CHAPTER XX
I had worked till the last glimmer of daylight at the portrait, which was now approaching completion.
"That's the end of it for to-day," said I, laying my palette and brushes aside, and regarding the picture.
Joanna rose from her chair by the fire where she had been sewing for the last hour and stood by my side. The morning-room, which had a clear north-east light through the French window leading into the garden, had been assigned to me as a studio, and here, sometimes on a murky afternoon, Joanna, who preferred the bright, chintz-covered place to the gloomy drawing-room, honoured me with her company. Mrs. Rushworth was asleep upstairs, and Paragot had gone for a solitary walk. We were cosily alone.

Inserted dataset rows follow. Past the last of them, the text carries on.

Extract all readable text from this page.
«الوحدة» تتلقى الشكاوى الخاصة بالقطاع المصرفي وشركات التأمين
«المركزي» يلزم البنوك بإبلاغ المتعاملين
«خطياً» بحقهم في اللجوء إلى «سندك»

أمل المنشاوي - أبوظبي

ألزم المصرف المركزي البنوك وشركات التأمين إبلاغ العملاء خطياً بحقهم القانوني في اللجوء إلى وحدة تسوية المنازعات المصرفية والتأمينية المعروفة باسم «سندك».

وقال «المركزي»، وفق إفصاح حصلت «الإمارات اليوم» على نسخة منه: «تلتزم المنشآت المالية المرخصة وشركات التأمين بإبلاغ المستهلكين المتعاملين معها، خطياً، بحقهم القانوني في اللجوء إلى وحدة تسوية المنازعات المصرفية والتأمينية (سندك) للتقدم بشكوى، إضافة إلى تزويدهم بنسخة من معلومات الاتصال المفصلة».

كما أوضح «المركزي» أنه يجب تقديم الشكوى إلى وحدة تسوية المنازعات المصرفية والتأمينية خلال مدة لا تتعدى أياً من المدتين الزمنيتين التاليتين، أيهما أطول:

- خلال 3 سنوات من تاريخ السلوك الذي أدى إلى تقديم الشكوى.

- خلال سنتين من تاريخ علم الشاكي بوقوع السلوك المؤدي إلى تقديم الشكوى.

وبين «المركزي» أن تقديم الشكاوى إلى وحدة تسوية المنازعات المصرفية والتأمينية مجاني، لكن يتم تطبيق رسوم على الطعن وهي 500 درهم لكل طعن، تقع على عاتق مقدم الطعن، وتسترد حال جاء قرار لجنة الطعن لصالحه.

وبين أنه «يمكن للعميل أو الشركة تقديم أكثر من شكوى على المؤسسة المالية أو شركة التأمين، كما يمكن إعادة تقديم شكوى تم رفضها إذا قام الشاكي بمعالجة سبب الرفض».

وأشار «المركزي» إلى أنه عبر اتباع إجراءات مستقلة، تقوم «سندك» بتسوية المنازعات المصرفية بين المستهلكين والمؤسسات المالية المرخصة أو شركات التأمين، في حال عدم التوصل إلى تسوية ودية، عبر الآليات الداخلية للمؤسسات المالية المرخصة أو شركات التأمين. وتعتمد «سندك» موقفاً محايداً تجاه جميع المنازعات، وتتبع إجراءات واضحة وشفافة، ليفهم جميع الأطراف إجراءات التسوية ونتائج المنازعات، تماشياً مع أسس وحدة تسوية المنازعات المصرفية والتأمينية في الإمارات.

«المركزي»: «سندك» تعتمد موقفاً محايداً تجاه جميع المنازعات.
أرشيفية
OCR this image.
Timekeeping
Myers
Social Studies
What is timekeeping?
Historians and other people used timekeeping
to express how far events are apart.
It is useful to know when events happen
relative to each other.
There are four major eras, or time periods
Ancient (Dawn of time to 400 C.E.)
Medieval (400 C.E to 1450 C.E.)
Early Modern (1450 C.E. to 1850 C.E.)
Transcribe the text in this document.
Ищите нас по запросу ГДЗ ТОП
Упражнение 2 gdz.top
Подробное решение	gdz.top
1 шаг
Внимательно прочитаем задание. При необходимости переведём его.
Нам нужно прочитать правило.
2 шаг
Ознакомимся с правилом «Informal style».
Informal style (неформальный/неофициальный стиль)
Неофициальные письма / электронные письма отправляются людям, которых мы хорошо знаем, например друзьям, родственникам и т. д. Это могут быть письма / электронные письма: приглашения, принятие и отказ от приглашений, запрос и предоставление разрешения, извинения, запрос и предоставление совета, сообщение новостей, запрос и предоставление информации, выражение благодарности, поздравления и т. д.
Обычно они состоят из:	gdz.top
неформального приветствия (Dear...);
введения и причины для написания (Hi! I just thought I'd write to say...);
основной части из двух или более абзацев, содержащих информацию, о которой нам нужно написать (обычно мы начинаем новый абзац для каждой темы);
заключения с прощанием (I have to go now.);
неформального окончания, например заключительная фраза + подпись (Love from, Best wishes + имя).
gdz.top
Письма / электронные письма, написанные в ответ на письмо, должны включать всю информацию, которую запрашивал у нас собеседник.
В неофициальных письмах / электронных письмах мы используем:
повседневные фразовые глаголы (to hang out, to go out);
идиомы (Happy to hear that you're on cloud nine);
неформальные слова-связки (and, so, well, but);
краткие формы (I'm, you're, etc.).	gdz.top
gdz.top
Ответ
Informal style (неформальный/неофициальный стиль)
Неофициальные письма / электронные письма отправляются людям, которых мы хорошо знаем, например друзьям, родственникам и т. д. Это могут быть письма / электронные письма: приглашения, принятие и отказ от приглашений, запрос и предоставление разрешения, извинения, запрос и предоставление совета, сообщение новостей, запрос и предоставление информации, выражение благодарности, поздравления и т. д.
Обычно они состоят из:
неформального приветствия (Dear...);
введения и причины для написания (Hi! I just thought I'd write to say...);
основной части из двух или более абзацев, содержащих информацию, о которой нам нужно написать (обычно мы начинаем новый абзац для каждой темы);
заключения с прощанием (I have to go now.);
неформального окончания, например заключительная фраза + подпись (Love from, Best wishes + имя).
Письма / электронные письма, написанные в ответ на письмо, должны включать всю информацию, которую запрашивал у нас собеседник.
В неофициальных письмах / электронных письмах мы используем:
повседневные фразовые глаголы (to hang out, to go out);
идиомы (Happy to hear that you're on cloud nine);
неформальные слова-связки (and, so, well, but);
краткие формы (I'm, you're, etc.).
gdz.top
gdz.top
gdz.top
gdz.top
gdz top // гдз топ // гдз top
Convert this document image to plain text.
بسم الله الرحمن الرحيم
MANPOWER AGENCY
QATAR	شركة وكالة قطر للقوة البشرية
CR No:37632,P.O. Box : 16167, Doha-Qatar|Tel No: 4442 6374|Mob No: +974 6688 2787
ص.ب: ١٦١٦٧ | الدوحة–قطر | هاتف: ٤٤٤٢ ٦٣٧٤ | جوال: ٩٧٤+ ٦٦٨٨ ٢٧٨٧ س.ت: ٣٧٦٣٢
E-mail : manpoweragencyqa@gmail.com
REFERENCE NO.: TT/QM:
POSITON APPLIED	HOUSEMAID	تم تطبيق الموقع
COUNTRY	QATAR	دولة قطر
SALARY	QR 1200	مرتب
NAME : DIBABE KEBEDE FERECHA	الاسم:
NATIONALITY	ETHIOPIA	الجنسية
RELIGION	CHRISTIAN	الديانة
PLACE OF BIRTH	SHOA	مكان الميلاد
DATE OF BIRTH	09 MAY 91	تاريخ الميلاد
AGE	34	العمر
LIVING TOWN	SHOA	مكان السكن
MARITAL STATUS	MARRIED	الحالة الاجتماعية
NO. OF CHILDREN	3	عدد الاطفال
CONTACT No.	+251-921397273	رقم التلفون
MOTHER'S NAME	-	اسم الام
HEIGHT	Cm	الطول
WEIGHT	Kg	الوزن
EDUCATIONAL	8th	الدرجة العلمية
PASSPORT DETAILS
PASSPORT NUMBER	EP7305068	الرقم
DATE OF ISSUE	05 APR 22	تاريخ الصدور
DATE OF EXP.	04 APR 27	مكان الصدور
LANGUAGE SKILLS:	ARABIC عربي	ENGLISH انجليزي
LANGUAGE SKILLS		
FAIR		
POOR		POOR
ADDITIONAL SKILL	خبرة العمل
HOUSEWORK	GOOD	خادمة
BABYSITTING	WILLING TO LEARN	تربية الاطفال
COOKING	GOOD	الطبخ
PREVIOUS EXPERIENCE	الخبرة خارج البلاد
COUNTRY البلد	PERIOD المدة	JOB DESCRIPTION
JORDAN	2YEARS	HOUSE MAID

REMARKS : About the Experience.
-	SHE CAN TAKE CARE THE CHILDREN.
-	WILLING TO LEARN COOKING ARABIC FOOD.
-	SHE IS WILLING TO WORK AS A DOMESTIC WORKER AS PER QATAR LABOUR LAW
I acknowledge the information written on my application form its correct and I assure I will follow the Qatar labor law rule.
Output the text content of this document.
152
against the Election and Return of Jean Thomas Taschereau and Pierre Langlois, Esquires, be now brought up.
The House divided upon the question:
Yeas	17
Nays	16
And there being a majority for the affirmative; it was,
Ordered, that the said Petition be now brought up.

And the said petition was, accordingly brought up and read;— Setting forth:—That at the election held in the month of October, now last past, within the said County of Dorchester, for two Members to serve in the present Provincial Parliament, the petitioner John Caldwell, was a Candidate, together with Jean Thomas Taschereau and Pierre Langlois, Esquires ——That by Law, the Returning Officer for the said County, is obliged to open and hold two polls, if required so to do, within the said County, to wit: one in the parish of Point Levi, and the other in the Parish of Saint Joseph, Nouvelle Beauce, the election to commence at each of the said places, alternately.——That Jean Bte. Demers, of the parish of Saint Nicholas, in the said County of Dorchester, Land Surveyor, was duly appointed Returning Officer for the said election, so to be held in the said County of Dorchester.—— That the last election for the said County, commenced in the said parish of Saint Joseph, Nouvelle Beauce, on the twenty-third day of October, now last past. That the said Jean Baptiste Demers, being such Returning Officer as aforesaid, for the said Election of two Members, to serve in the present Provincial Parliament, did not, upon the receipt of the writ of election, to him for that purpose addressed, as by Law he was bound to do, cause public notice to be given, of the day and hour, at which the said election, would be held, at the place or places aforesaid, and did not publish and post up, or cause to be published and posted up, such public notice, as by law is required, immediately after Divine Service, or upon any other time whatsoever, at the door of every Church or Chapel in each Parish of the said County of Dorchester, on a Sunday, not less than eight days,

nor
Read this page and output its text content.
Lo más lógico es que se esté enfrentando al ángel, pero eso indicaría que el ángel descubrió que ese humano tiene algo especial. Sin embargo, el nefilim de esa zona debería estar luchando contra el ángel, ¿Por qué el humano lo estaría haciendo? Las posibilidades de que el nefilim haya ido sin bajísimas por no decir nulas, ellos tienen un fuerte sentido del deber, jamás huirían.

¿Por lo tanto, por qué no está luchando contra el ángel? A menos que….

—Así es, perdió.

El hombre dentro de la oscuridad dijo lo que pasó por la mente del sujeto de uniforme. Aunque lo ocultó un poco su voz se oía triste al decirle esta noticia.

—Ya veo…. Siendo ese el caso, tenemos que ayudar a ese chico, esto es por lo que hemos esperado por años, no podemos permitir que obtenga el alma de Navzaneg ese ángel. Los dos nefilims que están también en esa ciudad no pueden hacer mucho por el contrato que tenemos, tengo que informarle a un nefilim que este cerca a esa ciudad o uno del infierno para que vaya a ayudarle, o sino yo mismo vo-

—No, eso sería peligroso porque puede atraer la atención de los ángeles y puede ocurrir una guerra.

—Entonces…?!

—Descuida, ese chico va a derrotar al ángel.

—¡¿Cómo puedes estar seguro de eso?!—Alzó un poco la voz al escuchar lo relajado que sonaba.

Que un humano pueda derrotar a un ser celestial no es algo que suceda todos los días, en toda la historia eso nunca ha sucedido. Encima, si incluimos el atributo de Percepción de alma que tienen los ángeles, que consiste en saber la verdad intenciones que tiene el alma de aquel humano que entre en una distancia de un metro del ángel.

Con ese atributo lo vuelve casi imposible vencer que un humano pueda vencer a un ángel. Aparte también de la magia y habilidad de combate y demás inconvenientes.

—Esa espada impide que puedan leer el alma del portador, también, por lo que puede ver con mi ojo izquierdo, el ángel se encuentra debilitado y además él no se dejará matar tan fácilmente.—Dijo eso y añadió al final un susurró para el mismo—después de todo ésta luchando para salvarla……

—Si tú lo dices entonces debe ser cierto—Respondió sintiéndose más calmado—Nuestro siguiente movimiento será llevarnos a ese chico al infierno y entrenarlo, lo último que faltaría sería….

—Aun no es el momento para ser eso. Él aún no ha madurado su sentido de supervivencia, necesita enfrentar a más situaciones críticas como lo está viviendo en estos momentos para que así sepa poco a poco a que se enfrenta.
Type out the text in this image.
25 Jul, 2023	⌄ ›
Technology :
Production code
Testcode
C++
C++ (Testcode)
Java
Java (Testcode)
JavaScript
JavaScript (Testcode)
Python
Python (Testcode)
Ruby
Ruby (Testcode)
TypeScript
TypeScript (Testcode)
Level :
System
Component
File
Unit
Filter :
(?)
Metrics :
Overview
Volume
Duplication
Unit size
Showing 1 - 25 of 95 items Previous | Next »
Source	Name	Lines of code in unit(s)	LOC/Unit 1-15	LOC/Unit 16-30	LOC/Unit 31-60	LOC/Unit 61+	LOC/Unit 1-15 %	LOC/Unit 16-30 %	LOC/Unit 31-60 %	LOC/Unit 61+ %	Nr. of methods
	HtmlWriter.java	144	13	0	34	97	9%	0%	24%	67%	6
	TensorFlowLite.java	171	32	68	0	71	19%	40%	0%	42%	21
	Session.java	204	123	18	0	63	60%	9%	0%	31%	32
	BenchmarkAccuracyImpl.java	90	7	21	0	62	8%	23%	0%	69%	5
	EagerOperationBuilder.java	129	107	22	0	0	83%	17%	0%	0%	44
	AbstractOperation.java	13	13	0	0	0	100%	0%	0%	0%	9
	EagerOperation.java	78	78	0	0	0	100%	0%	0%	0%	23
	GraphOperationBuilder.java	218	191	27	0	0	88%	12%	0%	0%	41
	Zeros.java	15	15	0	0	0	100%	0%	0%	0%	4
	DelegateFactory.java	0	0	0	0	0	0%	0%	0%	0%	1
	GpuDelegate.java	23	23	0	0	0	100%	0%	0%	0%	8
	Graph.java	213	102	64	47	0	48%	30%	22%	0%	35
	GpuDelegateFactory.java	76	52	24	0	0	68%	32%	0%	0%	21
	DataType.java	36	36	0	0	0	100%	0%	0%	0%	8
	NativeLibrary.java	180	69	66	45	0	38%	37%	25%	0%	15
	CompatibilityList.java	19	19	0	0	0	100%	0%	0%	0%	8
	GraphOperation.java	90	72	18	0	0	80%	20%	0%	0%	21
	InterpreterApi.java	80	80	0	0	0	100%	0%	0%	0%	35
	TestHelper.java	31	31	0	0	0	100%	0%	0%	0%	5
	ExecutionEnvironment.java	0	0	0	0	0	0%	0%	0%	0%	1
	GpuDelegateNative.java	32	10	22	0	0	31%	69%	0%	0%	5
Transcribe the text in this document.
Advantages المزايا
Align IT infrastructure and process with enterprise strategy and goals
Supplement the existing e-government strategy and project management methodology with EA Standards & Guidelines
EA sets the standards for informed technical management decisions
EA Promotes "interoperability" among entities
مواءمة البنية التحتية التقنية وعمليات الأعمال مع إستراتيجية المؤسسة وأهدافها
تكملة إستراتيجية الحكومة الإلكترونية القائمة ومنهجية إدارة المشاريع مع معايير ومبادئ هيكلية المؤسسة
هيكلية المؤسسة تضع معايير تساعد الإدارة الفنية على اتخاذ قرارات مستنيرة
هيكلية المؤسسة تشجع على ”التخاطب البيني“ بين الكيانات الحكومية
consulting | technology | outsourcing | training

It pleased my lady to be flattering.
"It is wonderful how a boy like you can do such work—for you are a boy, Asticot," she said with one of her bright comrade-like smiles. "In a few years you will have the world at your feet imploring you to paint its portrait. You will fulfil the promise, won't you?"
"What promise, Madame?" I asked.
"The promise of your life now. It is not everyone who does. You won't allow outside things to send you away from it all."
She had slung the stole which she was embroidering for the vicar across her shoulders, and holding the two ends looked at me wistfully.
"I owe it to my master, Madame," said I, "to work with all my might."